Other companies in the Future Shape portfolio represent Fadell’s belief in biomanufacturing and the eradication of waste. An early investor in Impossible Foods, Fadell thinks that the kinds of synthetic biological processes that could lead to the replacement of meat with alternative proteins could extend to the fabrication of a leather replacement and the development of new, bioplastics to replace chemicals currently used today.
That’s why Future Shape has invested in MycoWorks, joining a slew of celebrity and institutional backers in the $40 million financing that the company closed in November.
“Biomanufacturing is happening, and it’s happening at a staggering rate because we’re embracing the powerful thing on the planet — life,” Fadell said. “You want to drive the market to where it needs to go. And everybody follows — just like what Impossible is doing.”
Finally, Fadell sees a huge opportunity in rethinking the supply chains associated with waste streams and the opportunities in the creation of circular economies. That applies to companies in the restaurant industry — like Sweetgreen — and to packaging and products like novel bioplastics.
“Another thing we look at is waste — how do we reduce the waste and how do we recycle the waste. We go after the problems and waste is a big one,” Fadell said.

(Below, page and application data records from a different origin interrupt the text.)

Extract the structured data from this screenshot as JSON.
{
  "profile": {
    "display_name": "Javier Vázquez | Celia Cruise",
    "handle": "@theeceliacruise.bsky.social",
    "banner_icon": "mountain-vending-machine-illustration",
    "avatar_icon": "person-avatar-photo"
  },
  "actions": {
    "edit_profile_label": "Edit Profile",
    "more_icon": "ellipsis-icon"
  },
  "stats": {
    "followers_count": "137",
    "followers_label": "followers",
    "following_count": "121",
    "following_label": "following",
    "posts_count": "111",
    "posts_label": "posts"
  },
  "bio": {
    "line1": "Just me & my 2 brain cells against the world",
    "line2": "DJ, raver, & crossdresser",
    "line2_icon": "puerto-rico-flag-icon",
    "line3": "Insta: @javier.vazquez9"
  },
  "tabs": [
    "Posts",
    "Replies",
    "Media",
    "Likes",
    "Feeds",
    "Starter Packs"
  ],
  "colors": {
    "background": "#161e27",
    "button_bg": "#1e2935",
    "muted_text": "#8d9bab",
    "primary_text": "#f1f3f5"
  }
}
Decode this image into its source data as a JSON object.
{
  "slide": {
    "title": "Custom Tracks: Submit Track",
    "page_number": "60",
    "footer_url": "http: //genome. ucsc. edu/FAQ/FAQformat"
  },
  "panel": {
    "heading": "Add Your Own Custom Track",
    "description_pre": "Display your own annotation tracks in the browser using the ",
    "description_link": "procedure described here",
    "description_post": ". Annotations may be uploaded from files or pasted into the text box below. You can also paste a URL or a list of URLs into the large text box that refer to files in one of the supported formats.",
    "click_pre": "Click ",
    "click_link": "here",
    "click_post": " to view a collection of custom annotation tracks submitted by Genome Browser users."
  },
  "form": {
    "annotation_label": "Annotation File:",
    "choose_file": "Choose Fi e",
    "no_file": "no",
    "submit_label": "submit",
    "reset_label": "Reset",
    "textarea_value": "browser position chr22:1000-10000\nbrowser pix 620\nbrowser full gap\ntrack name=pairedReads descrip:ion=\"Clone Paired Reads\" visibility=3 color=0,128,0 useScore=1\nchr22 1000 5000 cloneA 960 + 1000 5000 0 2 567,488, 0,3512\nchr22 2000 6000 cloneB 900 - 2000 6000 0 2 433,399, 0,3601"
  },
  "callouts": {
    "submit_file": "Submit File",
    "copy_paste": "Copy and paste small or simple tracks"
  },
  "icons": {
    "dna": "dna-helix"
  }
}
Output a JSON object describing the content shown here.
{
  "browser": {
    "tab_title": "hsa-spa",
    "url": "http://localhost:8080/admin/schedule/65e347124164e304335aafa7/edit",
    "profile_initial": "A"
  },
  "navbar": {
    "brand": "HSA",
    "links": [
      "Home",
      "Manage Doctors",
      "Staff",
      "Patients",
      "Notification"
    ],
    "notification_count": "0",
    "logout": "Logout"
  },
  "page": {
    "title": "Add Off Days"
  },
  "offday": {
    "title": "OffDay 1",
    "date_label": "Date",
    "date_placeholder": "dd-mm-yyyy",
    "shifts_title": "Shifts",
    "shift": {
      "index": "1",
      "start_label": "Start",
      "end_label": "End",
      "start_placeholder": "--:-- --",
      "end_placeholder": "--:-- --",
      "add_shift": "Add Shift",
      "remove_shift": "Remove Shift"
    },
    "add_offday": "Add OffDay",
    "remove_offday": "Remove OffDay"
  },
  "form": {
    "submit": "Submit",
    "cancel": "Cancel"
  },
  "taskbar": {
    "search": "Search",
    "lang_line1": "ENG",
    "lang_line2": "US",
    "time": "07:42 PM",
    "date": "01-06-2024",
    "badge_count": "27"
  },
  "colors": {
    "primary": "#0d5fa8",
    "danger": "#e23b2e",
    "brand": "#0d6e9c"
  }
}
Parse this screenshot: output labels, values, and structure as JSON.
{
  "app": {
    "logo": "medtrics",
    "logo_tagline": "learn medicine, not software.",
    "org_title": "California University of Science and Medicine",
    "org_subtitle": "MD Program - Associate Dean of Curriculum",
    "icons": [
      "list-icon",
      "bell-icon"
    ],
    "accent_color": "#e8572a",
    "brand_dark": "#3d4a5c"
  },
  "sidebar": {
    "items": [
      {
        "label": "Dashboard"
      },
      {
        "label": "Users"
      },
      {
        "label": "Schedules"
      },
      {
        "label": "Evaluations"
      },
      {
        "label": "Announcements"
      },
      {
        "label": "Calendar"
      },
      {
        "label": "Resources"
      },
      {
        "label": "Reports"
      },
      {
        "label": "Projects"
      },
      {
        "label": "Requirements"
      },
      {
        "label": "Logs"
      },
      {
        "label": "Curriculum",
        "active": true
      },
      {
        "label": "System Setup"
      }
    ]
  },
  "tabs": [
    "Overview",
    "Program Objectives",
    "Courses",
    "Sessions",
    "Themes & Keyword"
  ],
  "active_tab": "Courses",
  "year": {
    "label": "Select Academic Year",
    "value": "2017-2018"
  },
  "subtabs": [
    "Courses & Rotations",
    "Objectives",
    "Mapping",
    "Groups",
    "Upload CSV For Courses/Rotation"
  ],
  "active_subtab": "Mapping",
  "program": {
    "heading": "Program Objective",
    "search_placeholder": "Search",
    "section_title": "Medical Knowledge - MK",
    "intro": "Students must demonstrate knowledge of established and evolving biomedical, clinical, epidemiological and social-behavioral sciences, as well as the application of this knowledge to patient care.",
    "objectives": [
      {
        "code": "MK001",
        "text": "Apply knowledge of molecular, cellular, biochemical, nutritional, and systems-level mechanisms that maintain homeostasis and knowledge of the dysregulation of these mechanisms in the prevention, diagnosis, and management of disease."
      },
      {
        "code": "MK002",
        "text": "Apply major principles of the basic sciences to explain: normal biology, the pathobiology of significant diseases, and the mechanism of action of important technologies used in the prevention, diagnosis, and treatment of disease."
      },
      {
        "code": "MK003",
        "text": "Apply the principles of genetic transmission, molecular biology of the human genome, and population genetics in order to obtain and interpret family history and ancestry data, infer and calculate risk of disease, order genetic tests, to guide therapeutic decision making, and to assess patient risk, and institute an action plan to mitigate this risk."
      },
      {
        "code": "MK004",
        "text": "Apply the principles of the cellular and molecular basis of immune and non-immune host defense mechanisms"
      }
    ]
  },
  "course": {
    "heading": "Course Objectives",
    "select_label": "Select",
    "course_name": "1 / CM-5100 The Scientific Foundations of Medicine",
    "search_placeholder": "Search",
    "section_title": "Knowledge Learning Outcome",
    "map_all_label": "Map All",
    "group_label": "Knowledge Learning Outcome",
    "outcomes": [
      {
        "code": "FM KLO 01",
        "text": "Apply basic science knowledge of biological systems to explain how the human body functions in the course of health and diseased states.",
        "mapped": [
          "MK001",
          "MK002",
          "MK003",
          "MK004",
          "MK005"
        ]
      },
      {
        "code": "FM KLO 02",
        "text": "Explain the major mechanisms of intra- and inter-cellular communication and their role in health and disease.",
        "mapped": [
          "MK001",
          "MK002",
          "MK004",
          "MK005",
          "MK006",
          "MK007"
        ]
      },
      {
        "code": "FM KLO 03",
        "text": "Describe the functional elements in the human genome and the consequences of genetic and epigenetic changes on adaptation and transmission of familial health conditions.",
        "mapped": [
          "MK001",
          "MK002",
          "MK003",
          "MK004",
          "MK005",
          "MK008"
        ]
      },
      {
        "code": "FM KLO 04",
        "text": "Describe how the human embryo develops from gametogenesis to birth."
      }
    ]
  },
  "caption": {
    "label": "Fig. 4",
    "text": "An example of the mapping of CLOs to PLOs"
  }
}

That opportunity set extends from companies that are examining the economics and providing a life cycle analysis on company’s carbon waste streams and material, physical byproducts. “Mine the waste, don’t mine the earth,” Fadell said of the potential for replacing a multibillion dollar extractive industry.
While many of the companies in the portfolio are still very early stage, Fadell said that there have been some exits in the Future Shape portfolio, although he expects many more are on the way.
“We’re not in this for the money we’re in this for the change,” Fadell said. “If we do this right the money comes. I’m not in the job of convincing LPs … we do it based on conviction.”